As contas públicas desorganizadas, de acordo com a economista da XP Investimentos, desestimulam o ganho de produtividade da economia, problema este de ordem estrutural. No campo conjuntural, de curto prazo, segundo Zeina, o que se tem a fazer é o ajuste fiscal para tirar das costas do Banco Central a responsabilidade de controlar sozinho os preços, já que o instrumento clássico mais rápido e eficiente de combate à inflação é a taxa Selic.
“Estamos crescendo abaixo do potencial (1,5% a 2%) porque a macroeconomia está desorganizada”, avalia Zeina. Para ela, a meta de superávit primário, se for atingida, vai ajudar muito. “Mas é preciso fazer as reformas porque o mundo fez as suas e o Brasil ficou para trás”. Por isso, segundo Zeina, a agenda do ministro Levy está na direção correta. O juro alto, na avaliação da economista XP Investimentos, não é a causa do desequilíbrio fiscal. É a consequência de um País que não tem poupança, de um governo que gasta muito e que não estimula a poupança do setor privado.
De acordo com o coordenador do curso de economia do Ibmec, Márcio Salvato, o ajuste fiscal é “necessário e imprescindível”, pois ele vai definir o patamar dos juros. “E juros elevados inibem investimentos. E se eu quero fazer com que retorne o crescimento via investimento só consigo fazer com juros menores”, afirma, ponderando que não vê no cenário atual a possibilidade de que a Selic caia, “sendo otimista”, antes do fim deste ano por causa do cenário inflacionário. O coordenador do Ibmec diz que o governo precisa “pensar em outras coisas além de do superávit primário”.
Para Salvato, o Brasil precisaria enfrentar problemas estruturais e investir em reformas urgentes, como a trabalhista e a tributária, que ajudariam o País a ganhar competitividade. “São problemas antigos de difícil solução, mas fundamentais para que o País cresça de forma saudável”, afirmou.
Salvato diz ainda que agora “não é o momento de baixar juros” e que esse é um problema criado pelo governo. “É um problema que a gente criou com inflação e déficit público elevados. Primeiro temos de atacar a causa e os juros vêm na sequência”, disse. “Se não atacar a causa não posso reclamar dos juros”, reforça.
Para o vice-presidente do Insper, Marcos Lisboa, o desequilíbrio fiscal é resultado de uma política equivocada nos últimos cinco ou seis anos. “É grave, mas é apenas a ponta do problema.
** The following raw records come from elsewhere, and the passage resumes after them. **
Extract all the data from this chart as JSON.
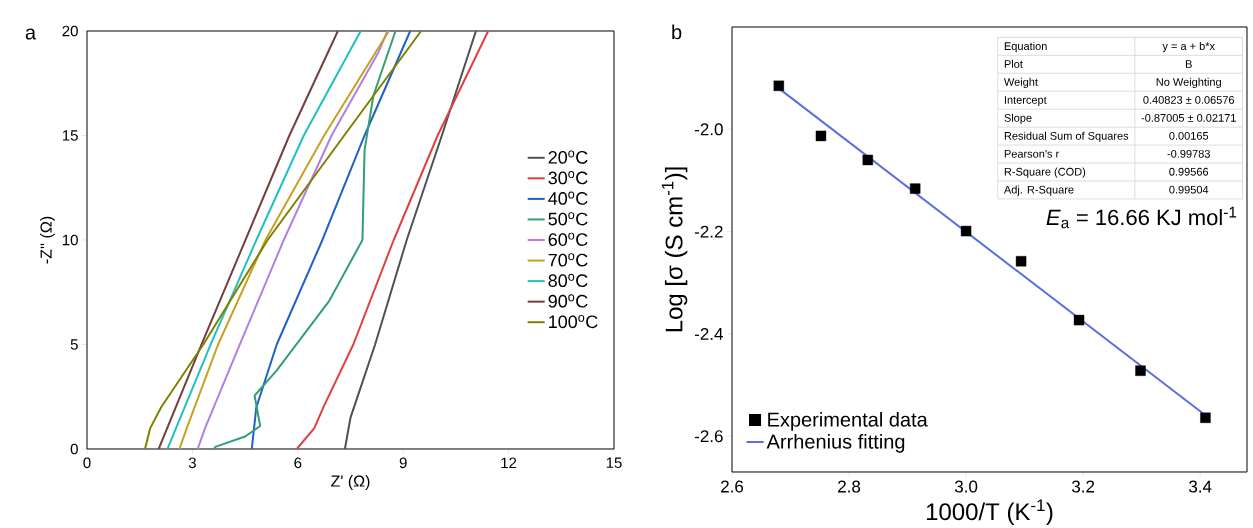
{
  "chart_data": [
    {
      "type": "line",
      "title": "a",
      "xlabel": "Z' (Ω)",
      "ylabel": "-Z'' (Ω)",
      "xlim": [
        0,
        15
      ],
      "ylim": [
        0,
        20
      ],
      "xticks": [
        0,
        3,
        6,
        9,
        12,
        15
      ],
      "yticks": [
        0,
        5,
        10,
        15,
        20
      ],
      "legend": "right",
      "series": [
        {
          "name": "20$^{o}$C",
          "color": "#505050",
          "x": [
            7.34,
            7.5,
            8.2,
            9.1,
            10.1,
            11.07
          ],
          "values": [
            0,
            1.5,
            5,
            10,
            15,
            20
          ]
        },
        {
          "name": "30$^{o}$C",
          "color": "#e04040",
          "x": [
            5.97,
            6.47,
            6.73,
            7.58,
            8.73,
            9.98,
            11.42
          ],
          "values": [
            0,
            1,
            2,
            5,
            10,
            15,
            20
          ]
        },
        {
          "name": "40$^{o}$C",
          "color": "#2060c8",
          "x": [
            4.69,
            4.82,
            5.4,
            6.7,
            7.9,
            9.2
          ],
          "values": [
            0,
            2,
            5,
            10,
            15,
            20
          ]
        },
        {
          "name": "50$^{o}$C",
          "color": "#30a070",
          "x": [
            3.62,
            3.65,
            4.5,
            4.93,
            4.77,
            5.4,
            6.9,
            7.84,
            7.9,
            8.15,
            8.78
          ],
          "values": [
            0,
            0.1,
            0.6,
            1.1,
            2.55,
            3.76,
            7.1,
            10,
            14.3,
            16.9,
            20
          ]
        },
        {
          "name": "60$^{o}$C",
          "color": "#b080e0",
          "x": [
            3.15,
            3.36,
            4.35,
            5.6,
            6.96,
            8.3,
            8.55
          ],
          "values": [
            0,
            1,
            5,
            10,
            15,
            19,
            20
          ]
        },
        {
          "name": "70$^{o}$C",
          "color": "#c8a020",
          "x": [
            2.63,
            2.84,
            3.73,
            5.08,
            6.75,
            8.59
          ],
          "values": [
            0,
            1,
            5,
            10,
            15,
            20
          ]
        },
        {
          "name": "80$^{o}$C",
          "color": "#20c0c0",
          "x": [
            2.29,
            3.52,
            4.82,
            6.17,
            7.79
          ],
          "values": [
            0,
            5,
            10,
            15,
            20
          ]
        },
        {
          "name": "90$^{o}$C",
          "color": "#704040",
          "x": [
            2.04,
            3.26,
            4.51,
            5.76,
            7.14
          ],
          "values": [
            0,
            5,
            10,
            15,
            20
          ]
        },
        {
          "name": "100$^{o}$C",
          "color": "#808000",
          "x": [
            1.65,
            1.8,
            2.11,
            3.31,
            5.14,
            7.32,
            9.51
          ],
          "values": [
            0,
            1,
            2,
            5,
            10,
            15,
            20
          ]
        }
      ]
    },
    {
      "type": "scatter",
      "title": "b",
      "xlabel": "1000/T (K$^{-1}$)",
      "ylabel": "Log [σ (S cm$^{-1}$)]",
      "xlim": [
        2.6,
        3.48
      ],
      "ylim": [
        -2.67,
        -1.8
      ],
      "xticks": [
        2.6,
        2.8,
        {
          "value": 3.0,
          "label": "3.0"
        },
        3.2,
        3.4
      ],
      "yticks": [
        -2.6,
        -2.4,
        -2.2,
        {
          "value": -2.0,
          "label": "-2.0"
        }
      ],
      "legend": "bottom left",
      "annotations": [
        "*E*$_{a}$ = 16.66 KJ mol$^{-1}$",
        "Equation",
        "y = a + b*x",
        "Plot",
        "B",
        "Weight",
        "No Weighting",
        "Intercept",
        "0.40823 ± 0.06576",
        "Slope",
        "-0.87005 ± 0.02171",
        "Residual Sum of Squares",
        "0.00165",
        "Pearson's r",
        "-0.99783",
        "R-Square (COD)",
        "0.99566",
        "Adj. R-Square",
        "0.99504"
      ],
      "series": [
        {
          "name": "Experimental data",
          "type": "scatter",
          "marker": "square",
          "color": "#000000",
          "x": [
            2.68,
            2.752,
            2.832,
            2.913,
            3.0,
            3.094,
            3.193,
            3.298,
            3.409
          ],
          "values": [
            -1.915,
            -2.013,
            -2.06,
            -2.116,
            -2.199,
            -2.258,
            -2.373,
            -2.472,
            -2.564
          ]
        },
        {
          "name": "Arrhenius fitting",
          "type": "line",
          "color": "#5b6ee1",
          "x": [
            2.68,
            3.41
          ],
          "values": [
            -1.92,
            -2.56
          ]
        }
      ]
    }
  ]
}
É preciso desfazer o que foi feito nos últimos anos, com uma política de controle nacional dos preços, expansão do crédito subsidiado e regras de desonerações que beneficiaram apenas alguns setores”, diz. Lisboa, que foi secretário de Política Econômica do Ministério da Fazenda na gestão do petista Antonio Palocci, afirma que no ano passado o descontrole das contas do governo foi ainda maior que o esperado e, por sua vez, o quadro econômico ficou pior que o projetado. “A economia desacelerando ainda mais fortemente e a piora nos gastos públicos trazem desafios ainda maiores do que há dois meses, quando a equipe econômica anunciou o ajuste”, afirma.
Lisboa diz ainda que o problema que o País vive hoje é reflexo de um “adiamento” nos ajustes necessários. “Em 2008, quando houve a crise mundial, o Brasil tinha de ter feitos ajustes moderados e passar por uma transição. Mas, na tentativa de evitar fazer ajuste simples e moderado há cinco anos foi-se criando uma série de intervenções, remendos para tentar evitar o problema e tudo isso agravou o quadro atual”, afirma. Agora, na avaliação do vice-presidente do Insper, “a realidade impôs um ajuste mais severo e prolongado”. “É uma agenda difícil, que vai muito além do fiscal, mas se o fiscal não for enfrentado o problema vai ser muito maior”, completa.